The positive conception of liberty always had a stronger footing on the European continent than in the Anglo-Saxon world. Thankfully, the negative conception of liberty is deeply entrenched in the American political culture. It is effectively set in stone in the United States Constitution. From the very opening sentence of the Constitution, it is clear that its framers were of the opinion that freedoms were not created out of thin air by governments' decrees, but existed prior to -- and independently of -- governments themselves.

All is not safe in America, however. Justice Stephen Breyer's recent book, Active Liberty: Interpreting Our Democratic Constitution, attempts to make the patently implausible argument that the Constitution was actually framed with positive liberty in mind. This proposition is belied, if by nothing else, by the simple text of the Ninth Amendment:

        "The enumeration in the Constitution, of certain rights, shall not be 
        construed to deny or disparage others retained by the people."

Justice Breyer's book has been celebrated on the left as the long overdue counterweight to the sort of sustained, systematic legal philosophy that Justice Antonin Scalia brought with him to the court. And at some places, it does press Scalia's originalist position, such as on the point that the originalist dictum is not itself enshrined in the Constitution. But how it could accommodate even this slim yet straightforward bit of text remains something of a mystery.
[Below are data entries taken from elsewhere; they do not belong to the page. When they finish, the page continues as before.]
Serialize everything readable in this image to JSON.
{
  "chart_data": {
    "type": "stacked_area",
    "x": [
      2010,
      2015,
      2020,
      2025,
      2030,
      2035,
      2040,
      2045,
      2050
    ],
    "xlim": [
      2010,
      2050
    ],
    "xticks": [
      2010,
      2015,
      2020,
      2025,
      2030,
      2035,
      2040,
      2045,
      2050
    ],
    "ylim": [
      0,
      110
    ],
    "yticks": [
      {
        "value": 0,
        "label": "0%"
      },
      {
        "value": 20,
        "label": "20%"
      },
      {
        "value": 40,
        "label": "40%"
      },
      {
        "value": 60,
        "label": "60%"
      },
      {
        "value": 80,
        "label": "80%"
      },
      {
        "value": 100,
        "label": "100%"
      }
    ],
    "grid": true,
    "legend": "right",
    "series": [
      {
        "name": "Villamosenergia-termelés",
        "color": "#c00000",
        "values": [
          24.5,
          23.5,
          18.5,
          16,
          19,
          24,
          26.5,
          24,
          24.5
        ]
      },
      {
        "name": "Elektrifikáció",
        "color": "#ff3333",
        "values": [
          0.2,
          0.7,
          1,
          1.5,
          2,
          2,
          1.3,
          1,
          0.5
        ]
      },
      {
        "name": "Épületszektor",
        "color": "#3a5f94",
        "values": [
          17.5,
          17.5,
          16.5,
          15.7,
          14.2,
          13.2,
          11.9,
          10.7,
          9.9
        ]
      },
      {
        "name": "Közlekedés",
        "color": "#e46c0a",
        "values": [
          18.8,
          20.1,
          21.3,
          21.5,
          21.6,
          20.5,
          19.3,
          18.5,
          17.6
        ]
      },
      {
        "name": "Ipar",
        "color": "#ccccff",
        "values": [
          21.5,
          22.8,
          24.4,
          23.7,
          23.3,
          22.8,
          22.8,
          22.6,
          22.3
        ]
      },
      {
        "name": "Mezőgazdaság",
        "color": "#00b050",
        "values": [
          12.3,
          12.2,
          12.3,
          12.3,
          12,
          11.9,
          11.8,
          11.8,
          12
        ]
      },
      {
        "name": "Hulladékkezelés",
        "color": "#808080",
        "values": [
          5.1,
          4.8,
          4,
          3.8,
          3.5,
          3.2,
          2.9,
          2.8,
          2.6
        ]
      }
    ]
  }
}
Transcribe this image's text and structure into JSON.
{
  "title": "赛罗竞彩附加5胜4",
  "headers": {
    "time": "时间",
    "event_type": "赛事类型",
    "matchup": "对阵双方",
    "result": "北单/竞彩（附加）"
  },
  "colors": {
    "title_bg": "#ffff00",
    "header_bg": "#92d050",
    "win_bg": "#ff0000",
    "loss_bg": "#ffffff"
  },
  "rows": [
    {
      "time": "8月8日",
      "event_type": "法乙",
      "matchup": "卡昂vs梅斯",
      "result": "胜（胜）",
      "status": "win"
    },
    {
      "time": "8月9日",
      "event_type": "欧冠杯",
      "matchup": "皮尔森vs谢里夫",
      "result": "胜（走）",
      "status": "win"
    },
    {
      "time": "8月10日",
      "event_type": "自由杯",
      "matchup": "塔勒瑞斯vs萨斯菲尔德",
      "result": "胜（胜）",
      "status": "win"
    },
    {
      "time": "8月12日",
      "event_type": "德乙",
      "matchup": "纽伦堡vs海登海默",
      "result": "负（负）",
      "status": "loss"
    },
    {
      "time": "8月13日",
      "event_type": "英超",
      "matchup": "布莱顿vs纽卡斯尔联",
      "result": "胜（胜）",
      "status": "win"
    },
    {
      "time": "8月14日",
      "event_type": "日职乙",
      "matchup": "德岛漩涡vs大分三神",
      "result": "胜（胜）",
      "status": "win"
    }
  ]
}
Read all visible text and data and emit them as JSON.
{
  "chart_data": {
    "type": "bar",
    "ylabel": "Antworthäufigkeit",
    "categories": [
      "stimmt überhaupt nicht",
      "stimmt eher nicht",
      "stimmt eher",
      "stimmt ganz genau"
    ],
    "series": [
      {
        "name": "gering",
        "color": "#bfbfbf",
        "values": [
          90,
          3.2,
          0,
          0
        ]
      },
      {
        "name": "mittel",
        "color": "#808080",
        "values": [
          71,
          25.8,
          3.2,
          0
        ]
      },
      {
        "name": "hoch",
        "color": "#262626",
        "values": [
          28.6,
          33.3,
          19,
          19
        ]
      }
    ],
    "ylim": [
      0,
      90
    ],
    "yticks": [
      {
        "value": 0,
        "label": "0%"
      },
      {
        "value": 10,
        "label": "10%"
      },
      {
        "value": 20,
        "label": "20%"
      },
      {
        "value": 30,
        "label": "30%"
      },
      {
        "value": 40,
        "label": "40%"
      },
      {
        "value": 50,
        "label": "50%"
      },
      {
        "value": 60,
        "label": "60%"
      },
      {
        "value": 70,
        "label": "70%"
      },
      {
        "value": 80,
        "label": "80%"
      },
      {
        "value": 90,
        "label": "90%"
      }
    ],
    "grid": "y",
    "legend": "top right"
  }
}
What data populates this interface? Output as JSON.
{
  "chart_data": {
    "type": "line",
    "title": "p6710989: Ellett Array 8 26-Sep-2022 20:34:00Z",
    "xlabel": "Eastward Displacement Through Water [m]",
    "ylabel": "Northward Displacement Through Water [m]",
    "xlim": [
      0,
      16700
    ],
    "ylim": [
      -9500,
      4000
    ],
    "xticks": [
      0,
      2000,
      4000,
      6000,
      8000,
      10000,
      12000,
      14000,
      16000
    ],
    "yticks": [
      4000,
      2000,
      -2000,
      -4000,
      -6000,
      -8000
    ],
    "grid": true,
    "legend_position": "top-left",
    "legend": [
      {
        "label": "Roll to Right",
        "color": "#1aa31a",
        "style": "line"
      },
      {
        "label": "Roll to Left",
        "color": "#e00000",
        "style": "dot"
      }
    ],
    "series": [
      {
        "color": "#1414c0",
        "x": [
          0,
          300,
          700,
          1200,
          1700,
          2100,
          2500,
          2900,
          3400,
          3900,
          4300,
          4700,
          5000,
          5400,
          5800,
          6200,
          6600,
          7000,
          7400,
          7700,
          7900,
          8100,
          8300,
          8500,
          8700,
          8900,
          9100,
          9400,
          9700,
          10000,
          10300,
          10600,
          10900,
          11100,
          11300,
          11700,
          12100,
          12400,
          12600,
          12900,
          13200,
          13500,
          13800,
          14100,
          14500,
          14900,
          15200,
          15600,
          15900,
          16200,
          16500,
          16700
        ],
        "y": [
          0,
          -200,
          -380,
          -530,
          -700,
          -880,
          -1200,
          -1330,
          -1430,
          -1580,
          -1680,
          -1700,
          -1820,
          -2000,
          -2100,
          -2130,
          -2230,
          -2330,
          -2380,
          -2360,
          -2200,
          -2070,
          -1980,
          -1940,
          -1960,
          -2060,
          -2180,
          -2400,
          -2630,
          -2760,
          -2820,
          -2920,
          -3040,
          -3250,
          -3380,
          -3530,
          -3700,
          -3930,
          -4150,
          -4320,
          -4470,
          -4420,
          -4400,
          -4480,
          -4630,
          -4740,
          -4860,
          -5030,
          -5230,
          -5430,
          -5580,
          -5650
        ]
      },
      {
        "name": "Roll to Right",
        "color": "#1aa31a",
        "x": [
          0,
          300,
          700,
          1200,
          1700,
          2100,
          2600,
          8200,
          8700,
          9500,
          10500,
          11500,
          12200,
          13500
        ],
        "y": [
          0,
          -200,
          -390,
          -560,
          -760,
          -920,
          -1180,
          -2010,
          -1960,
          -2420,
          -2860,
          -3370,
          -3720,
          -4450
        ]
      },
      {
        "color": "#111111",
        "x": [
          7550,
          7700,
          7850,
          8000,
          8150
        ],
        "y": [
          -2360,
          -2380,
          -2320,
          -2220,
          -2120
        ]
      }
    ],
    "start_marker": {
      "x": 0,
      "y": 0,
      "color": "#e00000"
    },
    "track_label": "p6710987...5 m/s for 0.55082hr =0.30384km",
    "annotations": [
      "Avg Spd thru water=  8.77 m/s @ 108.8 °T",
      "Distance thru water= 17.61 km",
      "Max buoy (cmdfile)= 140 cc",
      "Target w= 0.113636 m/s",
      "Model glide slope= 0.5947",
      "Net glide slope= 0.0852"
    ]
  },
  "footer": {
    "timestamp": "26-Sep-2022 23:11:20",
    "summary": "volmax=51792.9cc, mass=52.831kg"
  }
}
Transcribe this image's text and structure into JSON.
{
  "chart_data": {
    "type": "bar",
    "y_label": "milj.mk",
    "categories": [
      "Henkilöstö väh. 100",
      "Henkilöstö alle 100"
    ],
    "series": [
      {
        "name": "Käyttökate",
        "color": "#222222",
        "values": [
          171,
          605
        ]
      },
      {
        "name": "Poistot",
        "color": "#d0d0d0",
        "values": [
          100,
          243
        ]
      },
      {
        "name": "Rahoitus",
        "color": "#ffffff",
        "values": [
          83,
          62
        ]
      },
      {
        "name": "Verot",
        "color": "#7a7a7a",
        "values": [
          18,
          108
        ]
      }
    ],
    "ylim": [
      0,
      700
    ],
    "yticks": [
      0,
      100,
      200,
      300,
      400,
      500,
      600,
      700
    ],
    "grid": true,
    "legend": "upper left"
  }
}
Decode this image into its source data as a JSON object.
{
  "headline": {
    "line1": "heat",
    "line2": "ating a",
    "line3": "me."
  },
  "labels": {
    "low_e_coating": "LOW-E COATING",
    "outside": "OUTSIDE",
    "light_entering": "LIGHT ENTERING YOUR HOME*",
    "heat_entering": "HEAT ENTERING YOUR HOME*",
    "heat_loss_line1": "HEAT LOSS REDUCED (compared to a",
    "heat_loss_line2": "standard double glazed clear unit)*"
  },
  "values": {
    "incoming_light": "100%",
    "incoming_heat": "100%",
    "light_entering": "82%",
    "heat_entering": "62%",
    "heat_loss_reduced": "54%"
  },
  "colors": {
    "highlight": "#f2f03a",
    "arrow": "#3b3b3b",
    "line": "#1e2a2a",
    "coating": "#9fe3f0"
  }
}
More deeply, the book is written in the tradition, hailing chiefly from the legal thought of John Hart Ely, that undermines the negative conception of liberty upon which our Founding Fathers wisely and soundly framed the US Constitution. It embodies the outlook under which banana puree must remain illegal as long as the government cannot determine whether it is jam or jelly. Still thankfully, however, America's political culture doesn't yet seem to have place for such fanciful absurdities.